What Is a Context Window?

Have you ever had a long conversation with an AI and noticed it seemed to forget something you mentioned much earlier? Or seen an error like “conversation is too long”? That is the context window at work.

Think of it like desk space

Imagine you are working at a desk. You can only fit so many papers on it at once. As new documents arrive, you have to slide older ones off the edge to make room. Once something slides off, it is gone for now. You cannot refer to it anymore.

The context window is the AI’s desk. It is the total amount of text the model can hold in working memory at one time: your messages, the AI’s replies, any instructions from the app, and any documents you paste in.

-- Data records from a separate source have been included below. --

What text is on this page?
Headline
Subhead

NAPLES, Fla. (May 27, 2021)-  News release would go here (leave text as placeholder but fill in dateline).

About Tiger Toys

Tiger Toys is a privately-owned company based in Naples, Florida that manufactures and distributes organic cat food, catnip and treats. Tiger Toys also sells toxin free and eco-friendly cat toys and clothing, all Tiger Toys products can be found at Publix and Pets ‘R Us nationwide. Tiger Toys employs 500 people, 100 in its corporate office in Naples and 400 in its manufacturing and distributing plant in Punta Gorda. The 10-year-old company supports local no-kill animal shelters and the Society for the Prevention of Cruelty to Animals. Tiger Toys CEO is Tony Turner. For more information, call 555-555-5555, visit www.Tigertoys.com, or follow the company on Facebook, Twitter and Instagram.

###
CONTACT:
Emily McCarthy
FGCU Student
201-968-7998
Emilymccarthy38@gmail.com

Everything fits on the desk or it does not get used.

Your context window

System instructions
Your first message
AI reply
Your second message
AI reply
Pasted document
← older messages slide off

When the window fills up, the oldest content is dropped.

How it is measured

Context windows are measured in tokens, not words or characters. You learned about tokens in the previous lesson. As a rough guide, 1,000 tokens is about 750 words.

Models vary a lot in their context window size:

ModelApproximate context window
GPT-3.516,000 tokens (about 12,000 words)
GPT-4o128,000 tokens (about 96,000 words)
Claude 3200,000 tokens (about 150,000 words)

Larger context windows let you paste in longer documents, have longer conversations, and give the model more background to work with.

Why it matters for you

Pasting long documents. If you paste a whole book into a chat, you may hit the limit. The model will either refuse or start ignoring the parts that do not fit.

Long conversations. In a very long chat session, the model may seem to “forget” something you said early on. It has not forgotten. That message simply slid off the desk.

System instructions. Apps built on top of AI often include hidden instructions at the start of the conversation. These take up context space before you even type your first word.

What you can do about it

  • Keep prompts concise. Extra words eat into your window.
  • Start a new conversation when switching topics. You get a fresh desk.
  • If the model seems confused about earlier context, summarise the key points in your next message.
  • When pasting documents, paste only the relevant section rather than the whole thing.
You now understand this

The context window is the total amount of text an AI model can work with at once, measured in tokens. Think of it as desk space. When it fills up, older content slides off and the model can no longer reference it. Knowing this helps you understand why AI sometimes “forgets” things and how to work around that limit.